Participants in Saturday’s 2nd Uganda Pride
Members of Uganda’s LGBT community have managed to hold their second annual gay Pride event this weekend, despite living in one of the most homophobic countries in the world.
On Saturday, a group of around a hundred LGBT people gathered for a parade on a beach in Entebbe to proclaim their existence to their country and the world.
Last year’s pride event saw police raid the venue where people had gathered after the beach march.
They ordered the party to stop and arrested a number of participants. Despite this, organisers saw the event as a victory.
“That success gave us confidence that we can do it,” activist Kelly Mukwano told Voice of America. “We are getting more confident as time goes by.”
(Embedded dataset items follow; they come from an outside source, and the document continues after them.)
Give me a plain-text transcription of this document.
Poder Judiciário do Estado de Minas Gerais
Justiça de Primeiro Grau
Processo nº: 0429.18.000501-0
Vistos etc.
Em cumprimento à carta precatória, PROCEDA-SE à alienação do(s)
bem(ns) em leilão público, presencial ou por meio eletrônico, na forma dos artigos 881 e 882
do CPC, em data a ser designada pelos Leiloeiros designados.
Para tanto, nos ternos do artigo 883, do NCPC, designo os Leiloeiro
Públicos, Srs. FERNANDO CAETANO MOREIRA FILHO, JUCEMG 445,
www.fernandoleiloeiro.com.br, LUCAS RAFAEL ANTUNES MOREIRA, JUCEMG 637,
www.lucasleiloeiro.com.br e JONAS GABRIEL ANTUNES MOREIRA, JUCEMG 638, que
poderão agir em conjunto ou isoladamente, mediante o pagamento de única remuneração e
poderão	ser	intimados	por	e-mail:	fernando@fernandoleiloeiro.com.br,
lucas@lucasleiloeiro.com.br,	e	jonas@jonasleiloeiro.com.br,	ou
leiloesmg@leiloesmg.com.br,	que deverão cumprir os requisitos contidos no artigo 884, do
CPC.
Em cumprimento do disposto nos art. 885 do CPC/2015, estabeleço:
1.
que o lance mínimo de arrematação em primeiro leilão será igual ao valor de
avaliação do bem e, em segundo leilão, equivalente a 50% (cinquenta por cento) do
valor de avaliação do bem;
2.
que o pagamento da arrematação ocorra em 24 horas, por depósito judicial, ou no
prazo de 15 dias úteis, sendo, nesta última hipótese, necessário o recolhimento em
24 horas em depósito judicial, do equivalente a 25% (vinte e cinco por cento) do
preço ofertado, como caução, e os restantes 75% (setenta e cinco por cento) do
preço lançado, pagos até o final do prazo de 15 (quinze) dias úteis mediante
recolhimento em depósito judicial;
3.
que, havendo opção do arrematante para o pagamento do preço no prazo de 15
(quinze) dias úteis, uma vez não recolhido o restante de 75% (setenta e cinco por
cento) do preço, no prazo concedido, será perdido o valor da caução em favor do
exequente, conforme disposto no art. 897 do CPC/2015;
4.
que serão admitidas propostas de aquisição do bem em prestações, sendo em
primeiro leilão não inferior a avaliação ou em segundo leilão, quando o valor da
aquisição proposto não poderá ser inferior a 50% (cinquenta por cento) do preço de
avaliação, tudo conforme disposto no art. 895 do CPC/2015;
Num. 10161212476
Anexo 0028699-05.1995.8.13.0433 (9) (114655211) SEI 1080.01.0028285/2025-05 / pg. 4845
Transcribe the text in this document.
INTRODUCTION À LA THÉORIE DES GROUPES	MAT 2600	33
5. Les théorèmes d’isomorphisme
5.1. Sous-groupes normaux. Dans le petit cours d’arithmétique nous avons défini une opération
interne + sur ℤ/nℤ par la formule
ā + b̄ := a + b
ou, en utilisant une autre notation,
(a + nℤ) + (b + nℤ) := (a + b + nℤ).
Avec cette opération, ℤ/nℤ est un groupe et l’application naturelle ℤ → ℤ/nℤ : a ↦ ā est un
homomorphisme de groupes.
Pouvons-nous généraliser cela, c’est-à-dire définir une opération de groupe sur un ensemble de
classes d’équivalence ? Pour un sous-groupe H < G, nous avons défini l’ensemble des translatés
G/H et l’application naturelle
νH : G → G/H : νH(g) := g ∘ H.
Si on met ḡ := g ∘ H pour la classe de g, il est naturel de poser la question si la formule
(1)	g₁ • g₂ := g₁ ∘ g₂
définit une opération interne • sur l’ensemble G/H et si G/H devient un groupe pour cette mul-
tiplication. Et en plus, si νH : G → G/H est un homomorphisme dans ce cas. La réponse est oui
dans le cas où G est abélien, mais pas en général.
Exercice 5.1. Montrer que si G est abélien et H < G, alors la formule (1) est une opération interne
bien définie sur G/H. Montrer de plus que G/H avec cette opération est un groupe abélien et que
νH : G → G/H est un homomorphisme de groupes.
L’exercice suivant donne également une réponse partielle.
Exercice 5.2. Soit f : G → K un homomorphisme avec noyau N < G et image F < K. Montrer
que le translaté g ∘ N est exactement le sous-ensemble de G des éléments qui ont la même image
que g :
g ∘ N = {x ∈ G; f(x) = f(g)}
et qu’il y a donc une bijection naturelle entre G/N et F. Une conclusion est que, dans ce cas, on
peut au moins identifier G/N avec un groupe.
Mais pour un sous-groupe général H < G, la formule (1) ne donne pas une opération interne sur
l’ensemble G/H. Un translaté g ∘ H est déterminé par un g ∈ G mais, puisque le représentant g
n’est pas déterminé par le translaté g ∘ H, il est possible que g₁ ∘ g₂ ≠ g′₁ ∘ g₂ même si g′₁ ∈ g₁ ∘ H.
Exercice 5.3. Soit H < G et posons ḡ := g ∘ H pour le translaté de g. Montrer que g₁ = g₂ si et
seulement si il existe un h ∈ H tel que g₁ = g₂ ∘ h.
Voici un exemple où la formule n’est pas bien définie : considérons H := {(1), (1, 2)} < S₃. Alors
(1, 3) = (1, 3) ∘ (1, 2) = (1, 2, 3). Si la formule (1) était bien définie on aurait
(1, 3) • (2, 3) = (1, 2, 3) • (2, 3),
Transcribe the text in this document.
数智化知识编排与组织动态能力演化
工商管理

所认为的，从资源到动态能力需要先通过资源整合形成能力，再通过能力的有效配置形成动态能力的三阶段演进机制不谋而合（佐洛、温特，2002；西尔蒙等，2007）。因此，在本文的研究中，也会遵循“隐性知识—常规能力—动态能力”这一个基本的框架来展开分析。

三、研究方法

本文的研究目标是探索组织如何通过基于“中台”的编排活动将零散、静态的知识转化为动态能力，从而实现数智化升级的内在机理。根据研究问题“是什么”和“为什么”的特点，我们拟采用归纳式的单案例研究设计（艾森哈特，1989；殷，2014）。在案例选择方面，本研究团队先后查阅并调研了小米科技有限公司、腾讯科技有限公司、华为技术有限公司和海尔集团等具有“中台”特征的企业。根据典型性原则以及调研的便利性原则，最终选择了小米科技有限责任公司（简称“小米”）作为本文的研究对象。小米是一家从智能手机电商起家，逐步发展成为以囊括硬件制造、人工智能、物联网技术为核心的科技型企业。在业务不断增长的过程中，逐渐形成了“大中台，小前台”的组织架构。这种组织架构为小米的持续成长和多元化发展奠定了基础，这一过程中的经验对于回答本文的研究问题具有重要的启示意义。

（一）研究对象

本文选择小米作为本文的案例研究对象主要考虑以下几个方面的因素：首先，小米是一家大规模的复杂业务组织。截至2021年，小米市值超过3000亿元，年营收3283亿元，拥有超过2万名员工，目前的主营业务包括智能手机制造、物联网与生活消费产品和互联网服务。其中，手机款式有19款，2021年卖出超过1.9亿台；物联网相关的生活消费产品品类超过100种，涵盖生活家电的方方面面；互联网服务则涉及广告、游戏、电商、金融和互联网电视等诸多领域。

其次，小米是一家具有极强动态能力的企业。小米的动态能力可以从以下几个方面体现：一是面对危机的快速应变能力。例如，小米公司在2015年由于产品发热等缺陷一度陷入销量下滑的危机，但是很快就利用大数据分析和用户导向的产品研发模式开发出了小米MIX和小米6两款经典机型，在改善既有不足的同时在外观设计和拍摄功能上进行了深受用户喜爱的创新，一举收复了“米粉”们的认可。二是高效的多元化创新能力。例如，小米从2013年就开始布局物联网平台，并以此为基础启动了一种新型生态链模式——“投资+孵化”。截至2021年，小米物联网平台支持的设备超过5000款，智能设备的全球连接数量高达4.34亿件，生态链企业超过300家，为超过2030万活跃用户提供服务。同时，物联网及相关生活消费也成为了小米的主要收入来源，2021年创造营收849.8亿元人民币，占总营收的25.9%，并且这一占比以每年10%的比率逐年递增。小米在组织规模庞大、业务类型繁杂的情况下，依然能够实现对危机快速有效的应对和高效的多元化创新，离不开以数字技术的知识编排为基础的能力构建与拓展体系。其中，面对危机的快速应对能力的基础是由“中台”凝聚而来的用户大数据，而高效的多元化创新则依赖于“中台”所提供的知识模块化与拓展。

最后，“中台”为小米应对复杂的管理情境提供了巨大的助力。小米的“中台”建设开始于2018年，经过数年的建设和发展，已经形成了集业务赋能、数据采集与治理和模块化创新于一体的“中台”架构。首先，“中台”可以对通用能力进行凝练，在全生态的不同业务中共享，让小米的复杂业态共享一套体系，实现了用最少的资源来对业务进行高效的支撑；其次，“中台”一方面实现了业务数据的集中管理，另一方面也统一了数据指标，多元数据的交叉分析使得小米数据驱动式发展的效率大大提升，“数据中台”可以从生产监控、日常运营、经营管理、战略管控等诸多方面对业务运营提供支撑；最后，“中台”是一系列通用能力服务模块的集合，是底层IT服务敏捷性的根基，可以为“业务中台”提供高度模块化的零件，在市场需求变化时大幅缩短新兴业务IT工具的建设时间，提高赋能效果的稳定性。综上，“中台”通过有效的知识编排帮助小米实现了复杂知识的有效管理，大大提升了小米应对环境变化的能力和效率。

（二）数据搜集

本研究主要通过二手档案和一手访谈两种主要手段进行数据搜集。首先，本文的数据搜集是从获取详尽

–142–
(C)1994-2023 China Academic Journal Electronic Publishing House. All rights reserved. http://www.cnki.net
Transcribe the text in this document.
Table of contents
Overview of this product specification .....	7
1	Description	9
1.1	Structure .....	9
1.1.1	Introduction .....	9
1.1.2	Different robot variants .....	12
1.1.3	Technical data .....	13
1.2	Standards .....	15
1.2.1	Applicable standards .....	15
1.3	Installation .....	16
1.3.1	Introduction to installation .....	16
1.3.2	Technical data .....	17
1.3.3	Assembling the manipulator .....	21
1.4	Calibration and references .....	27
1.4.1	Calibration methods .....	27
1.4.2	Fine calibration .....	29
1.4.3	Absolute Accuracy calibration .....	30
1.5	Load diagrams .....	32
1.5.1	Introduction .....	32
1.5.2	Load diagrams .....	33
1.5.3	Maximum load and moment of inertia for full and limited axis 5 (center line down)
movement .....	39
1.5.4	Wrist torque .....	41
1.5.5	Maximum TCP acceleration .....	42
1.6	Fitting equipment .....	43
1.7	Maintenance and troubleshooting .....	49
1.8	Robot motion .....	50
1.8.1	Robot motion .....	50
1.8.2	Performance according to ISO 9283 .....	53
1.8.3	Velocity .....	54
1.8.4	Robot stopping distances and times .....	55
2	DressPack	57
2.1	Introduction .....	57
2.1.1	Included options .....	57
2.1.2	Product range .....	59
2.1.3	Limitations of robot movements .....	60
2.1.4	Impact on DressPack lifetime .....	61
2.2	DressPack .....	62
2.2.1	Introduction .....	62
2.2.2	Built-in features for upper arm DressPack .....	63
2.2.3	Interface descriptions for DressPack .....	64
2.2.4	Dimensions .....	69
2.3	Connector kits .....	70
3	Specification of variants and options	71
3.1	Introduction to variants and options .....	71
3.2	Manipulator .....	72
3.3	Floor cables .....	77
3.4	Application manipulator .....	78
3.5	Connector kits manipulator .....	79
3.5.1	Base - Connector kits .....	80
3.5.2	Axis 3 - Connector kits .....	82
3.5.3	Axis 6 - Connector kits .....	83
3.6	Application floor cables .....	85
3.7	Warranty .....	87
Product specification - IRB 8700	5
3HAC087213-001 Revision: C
One marcher added: “Guys, it’s baby steps. Today, we are here, miles away from Kampala. Baby steps. Soon we shall be on Kampala Road.”
This year the Ugandan authorities were informed about the march, held in a sheltered botanical garden about 30 kilometres outside of the capital Kampala, but there were no incidents or intervention from the police reported.
Despite their own grim circumstance, some marchers held up placards offering their support for LGBT people in Russia who are themselves grappling with a new anti-gay law.
On Sunday, the official closing party for Pride was held where Mr and Miss Pride Uganda 2013 were crowned.
Same-sex sexual activity is illegal in Uganda, with penalties including life imprisonment. The pending Anti-Homosexuality Bill could add the death penalty as an additional punishment for repeat “offenders”.
In July, LGBTI group Spectrum Uganda Initiatives, was forced to relocate its offices and suspend its work as a result of ongoing threats from members of the public and neighbouring tenants.